Salawitch and his colleagues do not yet fully understand how increasing greenhouse gas emissions and the associated changes to global climate are causing the extreme cold winters in the stratospheric layer of the polar vortex. But some of the underlying mechanisms are understood. Global warming occurs in part because greenhouse gases trap heat closer to Earth's surface, which allows cooling of the upper layers in the stratosphere, where the ozone layer is located. Warming at the surface causes changes to prevailing wind patterns, and the researchers suggest that these changes also produce lower temperatures in the polar vortex.

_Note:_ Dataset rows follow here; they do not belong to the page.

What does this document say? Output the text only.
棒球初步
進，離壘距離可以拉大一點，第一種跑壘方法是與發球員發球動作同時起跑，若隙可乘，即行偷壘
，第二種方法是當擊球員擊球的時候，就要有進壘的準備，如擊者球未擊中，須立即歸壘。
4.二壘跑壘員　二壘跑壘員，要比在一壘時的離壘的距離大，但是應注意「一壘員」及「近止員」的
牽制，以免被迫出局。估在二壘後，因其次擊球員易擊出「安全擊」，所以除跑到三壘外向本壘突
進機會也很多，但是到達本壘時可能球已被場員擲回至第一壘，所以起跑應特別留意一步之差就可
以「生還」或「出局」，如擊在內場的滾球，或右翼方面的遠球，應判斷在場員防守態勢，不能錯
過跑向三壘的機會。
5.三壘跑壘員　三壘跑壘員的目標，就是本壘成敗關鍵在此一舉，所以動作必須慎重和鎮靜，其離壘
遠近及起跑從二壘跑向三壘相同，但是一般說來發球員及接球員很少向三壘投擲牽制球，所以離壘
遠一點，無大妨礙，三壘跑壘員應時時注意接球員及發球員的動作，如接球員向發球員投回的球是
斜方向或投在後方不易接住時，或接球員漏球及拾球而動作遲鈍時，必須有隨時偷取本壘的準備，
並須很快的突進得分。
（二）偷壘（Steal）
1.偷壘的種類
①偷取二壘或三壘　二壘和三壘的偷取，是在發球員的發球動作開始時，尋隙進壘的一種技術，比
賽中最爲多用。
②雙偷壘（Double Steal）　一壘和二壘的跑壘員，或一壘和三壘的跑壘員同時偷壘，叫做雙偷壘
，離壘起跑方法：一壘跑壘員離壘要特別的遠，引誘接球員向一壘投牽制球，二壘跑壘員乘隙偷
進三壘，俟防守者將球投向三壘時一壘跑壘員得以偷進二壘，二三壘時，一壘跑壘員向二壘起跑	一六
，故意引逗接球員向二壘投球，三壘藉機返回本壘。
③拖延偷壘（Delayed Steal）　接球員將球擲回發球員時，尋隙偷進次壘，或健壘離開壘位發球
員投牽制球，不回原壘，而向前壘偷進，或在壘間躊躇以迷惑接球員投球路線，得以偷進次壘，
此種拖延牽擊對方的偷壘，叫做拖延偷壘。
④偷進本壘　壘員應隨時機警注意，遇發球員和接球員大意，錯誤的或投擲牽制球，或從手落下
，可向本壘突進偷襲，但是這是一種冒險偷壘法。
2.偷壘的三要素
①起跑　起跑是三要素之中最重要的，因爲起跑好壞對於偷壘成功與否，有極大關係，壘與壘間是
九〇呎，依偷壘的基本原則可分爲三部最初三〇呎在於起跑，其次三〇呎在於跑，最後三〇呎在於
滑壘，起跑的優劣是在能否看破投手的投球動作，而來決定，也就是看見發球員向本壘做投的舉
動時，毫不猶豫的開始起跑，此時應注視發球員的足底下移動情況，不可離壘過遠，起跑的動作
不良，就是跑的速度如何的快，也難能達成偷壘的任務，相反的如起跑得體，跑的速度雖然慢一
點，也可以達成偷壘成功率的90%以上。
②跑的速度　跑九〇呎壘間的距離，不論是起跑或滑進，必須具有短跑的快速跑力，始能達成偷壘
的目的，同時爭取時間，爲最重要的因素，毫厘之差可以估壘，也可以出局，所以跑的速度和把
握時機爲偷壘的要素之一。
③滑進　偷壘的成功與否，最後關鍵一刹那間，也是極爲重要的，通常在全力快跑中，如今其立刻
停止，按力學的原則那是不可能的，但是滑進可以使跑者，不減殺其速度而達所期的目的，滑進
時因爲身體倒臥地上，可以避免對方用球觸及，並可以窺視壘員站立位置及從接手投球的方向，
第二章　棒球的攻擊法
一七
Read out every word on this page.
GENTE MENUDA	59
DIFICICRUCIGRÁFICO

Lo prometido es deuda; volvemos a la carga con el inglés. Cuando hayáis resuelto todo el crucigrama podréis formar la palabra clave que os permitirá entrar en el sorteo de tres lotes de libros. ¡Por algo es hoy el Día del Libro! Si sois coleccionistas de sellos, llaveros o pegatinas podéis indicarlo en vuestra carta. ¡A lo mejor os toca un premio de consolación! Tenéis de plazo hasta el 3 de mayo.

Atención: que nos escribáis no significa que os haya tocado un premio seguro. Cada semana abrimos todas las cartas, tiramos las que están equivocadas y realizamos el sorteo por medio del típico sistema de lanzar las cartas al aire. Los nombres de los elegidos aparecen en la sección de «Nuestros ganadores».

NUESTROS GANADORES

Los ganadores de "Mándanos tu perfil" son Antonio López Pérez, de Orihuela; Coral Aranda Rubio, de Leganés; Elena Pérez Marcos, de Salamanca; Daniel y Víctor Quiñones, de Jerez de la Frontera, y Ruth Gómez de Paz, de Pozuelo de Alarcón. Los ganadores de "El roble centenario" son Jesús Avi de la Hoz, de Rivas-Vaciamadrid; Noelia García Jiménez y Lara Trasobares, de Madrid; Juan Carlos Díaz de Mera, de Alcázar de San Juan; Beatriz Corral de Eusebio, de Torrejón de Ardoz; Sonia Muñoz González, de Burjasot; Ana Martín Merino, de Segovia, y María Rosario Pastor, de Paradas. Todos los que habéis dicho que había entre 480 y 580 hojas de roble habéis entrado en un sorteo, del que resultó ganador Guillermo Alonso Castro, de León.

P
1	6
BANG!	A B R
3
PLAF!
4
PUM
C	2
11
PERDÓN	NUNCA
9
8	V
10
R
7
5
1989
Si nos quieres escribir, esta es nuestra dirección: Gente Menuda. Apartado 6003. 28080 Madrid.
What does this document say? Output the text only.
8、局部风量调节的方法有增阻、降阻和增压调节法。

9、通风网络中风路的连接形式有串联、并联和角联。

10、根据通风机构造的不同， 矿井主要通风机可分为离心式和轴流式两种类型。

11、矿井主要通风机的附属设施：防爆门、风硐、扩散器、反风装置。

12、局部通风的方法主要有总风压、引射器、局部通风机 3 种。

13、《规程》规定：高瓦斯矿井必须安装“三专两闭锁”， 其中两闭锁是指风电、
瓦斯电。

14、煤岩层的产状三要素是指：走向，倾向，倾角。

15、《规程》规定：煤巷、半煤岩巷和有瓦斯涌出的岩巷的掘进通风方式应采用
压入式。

The researchers also note that recent years have seen a rapid increase in methane, a more powerful greenhouse gas than carbon dioxide, in the lower atmosphere. As this gas travels to the stratosphere, it increases humidity, which also leads to conditions that promote ozone-destroying chemical reactions in the Arctic.
Because ozone filters much of the sun's potentially harmful UV radiation, a depleted ozone layer over the Arctic can result in more UV radiation reaching the surface of the Earth over Europe, North America and Asia when the polar vortex dips south.
But there is hope for avoiding future ozone depletion, according to the researchers. Their study shows that substantial reductions in greenhouse gas emissions over the coming decades could lead to a steady decline in conditions that favor large ozone loss in the Arctic stratosphere.
The research paper, Climate change favours large seasonal loss of Arctic ozone, Peter von der Gathen, Rigel Kivi, Ingo Wohltmann, Ross J. Salawitch, Markus Rex, was published in the journal Nature Communications on June 23, 2021.